Isokrates, einer der interessantesten Denker im klassischen Athen, erfreute sich stets einer großen Aufmerksamkeit seitens der Altertumswissenschaften.1 Thomas Blank legt eine neue Studie vor, die das geistige Schaffen des Isokrates anhand dessen Beschäftigung mit Sparta erläutert. Es ist die erste ausschließlich diesem Aspekt gewidmete, umfassende Einzeluntersuchung in Form einer Monographie. Sie eröffnet einen neuen Zugang zum Verständnis des isokratischen Wirkens, indem zwei weit verbreitete Einschätzungen innerhalb der Forschung in Frage gestellt und grundsätzlich revidiert werden: zum einen, dass die Schriften des Isokrates als politische Publizistik zu verstehen und mit der Absicht der Einwirkung auf die Tagespolitik verfasst worden seien2; zum anderen, dass die Schriften des Isokrates als ideale Exemplare seiner rhetorischen Kunst anzusehen seien, also dem Zweck der Selbstdarstellung dienten.3 Thomas Blank begreift Isokrates hingegen als Schriftsteller und Philosophen, der sich vor allem mit moralischen Fragestellungen beschäftigte (S. 12; 35ff.) und seine Schüler mittels verfasster Reden zum eigenständigen Denken, zu Kritik und Diskussion animieren und anleiten wollte (S. 57ff.; 238f.; 563ff.).
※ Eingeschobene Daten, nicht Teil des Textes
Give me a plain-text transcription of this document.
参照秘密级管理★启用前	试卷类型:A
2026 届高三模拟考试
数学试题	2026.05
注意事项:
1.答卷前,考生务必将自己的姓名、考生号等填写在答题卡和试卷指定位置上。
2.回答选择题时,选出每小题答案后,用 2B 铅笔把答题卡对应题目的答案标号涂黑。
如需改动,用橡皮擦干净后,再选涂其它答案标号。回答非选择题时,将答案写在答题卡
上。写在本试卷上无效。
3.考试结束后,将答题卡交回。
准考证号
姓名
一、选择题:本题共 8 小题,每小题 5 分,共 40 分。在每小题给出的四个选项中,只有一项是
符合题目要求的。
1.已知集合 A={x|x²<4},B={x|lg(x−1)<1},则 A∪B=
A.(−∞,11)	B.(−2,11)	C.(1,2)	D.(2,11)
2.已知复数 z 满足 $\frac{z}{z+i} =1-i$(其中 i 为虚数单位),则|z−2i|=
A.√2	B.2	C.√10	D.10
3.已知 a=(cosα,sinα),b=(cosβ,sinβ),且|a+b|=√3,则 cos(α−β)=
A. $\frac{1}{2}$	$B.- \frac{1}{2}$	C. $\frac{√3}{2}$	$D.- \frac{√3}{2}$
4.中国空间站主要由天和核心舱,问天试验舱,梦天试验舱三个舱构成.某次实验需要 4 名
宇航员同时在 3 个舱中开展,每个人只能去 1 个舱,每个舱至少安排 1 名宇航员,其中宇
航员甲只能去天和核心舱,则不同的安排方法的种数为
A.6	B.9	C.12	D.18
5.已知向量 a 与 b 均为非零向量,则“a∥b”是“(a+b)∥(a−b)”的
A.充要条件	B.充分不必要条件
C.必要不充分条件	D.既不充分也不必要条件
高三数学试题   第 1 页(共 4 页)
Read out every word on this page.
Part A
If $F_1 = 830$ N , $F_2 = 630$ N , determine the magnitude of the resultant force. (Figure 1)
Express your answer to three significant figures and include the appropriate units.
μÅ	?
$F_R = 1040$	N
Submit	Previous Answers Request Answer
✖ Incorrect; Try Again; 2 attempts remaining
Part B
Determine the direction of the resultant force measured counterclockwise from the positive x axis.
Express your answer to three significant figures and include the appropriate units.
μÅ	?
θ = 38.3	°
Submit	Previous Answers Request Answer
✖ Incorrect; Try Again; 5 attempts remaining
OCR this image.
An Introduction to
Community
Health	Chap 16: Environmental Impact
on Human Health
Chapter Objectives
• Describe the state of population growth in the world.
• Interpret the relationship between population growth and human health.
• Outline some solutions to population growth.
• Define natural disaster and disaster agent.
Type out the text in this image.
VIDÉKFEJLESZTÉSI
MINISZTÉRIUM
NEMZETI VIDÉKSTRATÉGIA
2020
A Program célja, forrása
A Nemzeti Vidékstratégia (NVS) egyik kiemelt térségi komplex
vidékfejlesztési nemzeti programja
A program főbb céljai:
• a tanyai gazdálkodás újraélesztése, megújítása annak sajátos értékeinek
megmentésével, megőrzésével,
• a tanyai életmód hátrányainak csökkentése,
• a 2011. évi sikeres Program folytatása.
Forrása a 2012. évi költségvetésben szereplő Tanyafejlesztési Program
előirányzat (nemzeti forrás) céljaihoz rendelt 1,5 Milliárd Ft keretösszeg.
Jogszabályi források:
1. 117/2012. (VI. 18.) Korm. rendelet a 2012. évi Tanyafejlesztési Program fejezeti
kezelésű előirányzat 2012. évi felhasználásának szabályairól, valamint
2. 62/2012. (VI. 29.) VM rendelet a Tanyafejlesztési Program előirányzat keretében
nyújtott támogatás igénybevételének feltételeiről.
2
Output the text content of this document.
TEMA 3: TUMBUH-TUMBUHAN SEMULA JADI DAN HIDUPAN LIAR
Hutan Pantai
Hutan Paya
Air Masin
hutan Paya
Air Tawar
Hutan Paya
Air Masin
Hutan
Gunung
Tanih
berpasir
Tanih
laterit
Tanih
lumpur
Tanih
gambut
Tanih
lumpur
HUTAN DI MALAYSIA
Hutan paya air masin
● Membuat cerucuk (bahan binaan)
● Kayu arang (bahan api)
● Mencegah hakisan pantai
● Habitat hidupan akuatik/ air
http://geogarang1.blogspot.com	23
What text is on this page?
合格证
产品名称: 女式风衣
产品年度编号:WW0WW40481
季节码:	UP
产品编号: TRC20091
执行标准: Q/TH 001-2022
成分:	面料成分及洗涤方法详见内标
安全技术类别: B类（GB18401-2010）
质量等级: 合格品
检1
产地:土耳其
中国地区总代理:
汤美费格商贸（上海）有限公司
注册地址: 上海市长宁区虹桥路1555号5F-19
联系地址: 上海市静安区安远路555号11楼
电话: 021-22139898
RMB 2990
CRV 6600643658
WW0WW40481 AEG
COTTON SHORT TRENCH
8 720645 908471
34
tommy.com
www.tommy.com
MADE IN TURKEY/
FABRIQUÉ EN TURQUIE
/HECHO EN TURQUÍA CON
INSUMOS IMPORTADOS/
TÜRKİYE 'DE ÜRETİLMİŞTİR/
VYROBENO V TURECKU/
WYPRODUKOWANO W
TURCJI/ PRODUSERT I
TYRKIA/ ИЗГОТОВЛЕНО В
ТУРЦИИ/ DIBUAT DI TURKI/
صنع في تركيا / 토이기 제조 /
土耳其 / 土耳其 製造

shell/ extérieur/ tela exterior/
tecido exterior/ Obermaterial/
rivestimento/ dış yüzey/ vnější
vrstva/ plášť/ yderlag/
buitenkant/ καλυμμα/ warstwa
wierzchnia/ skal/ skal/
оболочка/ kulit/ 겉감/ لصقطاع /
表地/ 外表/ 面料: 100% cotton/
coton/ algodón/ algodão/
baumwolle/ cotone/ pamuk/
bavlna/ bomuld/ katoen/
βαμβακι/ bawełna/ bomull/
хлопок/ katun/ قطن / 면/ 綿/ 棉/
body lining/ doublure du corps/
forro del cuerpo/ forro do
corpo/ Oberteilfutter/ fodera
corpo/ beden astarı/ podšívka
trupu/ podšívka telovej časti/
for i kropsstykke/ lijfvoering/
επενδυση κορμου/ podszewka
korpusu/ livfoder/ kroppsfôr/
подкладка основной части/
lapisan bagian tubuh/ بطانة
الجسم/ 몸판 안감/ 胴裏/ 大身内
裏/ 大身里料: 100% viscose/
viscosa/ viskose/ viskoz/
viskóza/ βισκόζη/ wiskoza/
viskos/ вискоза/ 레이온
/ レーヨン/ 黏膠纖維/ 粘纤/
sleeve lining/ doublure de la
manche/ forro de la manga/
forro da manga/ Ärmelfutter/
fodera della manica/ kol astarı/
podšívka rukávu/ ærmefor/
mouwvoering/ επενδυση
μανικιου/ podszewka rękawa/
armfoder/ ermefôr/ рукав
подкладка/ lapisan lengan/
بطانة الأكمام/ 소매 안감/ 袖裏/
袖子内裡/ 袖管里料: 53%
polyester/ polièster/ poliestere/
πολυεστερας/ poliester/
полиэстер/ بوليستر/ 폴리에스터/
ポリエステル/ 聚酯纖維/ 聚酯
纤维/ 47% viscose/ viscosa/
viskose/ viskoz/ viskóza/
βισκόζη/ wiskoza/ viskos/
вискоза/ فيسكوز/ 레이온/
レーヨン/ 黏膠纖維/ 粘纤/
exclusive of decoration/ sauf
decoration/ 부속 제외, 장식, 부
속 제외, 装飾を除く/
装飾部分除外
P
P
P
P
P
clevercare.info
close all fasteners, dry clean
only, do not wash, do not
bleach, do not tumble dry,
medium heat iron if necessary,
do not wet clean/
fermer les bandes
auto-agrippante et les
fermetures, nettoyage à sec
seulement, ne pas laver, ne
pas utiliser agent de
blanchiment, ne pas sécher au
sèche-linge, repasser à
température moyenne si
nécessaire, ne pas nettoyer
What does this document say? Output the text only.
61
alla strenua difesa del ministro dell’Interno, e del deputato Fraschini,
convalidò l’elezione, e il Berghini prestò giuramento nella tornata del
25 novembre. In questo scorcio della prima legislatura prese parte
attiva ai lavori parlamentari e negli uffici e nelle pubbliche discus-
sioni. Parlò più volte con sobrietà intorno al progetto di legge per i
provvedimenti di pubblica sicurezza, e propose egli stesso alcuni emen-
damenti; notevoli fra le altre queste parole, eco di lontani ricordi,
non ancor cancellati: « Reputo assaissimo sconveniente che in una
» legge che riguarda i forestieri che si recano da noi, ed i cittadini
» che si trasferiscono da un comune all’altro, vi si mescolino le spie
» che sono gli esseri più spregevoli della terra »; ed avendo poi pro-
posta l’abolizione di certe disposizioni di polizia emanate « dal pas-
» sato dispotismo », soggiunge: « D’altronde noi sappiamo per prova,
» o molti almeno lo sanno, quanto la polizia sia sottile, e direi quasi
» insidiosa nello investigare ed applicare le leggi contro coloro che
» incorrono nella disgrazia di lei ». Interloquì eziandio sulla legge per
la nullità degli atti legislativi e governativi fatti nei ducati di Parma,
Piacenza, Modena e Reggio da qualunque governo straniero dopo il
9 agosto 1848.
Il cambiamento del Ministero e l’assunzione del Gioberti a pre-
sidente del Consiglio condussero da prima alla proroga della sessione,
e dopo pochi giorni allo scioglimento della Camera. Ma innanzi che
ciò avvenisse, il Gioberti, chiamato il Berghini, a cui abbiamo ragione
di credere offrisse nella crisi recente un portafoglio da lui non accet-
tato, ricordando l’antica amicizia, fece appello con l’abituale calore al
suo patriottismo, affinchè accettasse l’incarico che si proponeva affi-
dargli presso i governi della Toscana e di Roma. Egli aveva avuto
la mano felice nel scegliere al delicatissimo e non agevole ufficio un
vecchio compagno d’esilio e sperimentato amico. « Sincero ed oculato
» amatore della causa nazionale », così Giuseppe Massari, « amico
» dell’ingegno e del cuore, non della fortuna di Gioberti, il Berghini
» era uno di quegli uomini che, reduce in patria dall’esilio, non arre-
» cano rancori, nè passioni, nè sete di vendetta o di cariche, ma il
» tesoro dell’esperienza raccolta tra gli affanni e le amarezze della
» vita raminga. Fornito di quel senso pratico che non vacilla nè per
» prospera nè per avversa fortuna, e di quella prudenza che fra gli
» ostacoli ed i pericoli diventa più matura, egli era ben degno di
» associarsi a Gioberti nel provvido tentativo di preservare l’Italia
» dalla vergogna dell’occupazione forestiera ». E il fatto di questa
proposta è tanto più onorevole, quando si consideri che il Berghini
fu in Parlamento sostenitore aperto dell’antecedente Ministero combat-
Um das kritische Urteilsvermögen zu schulen, habe Isokrates dabei absichtlich Widersprüche / Inkonsistenzen konstruiert, so dass in seinem Werk stets mit mehreren Aussageebenen zu rechnen sei (zum Beispiel S. 27ff.; 68ff.). Die hieraus gewonnene Erkenntnis ändere vor allem die Lesart der isokratischen Lobreden, denen meist eine Kritik implizit sei (zum Beispiel 244ff.). Diese Vorbereitung sollte es dem philosophisch gebildeten Publikum ermöglichen, die logoi pseudeis der zeitgenössischen rhetorischen Praxis zu durchschauen und kompetent zu bewerten (S. 617).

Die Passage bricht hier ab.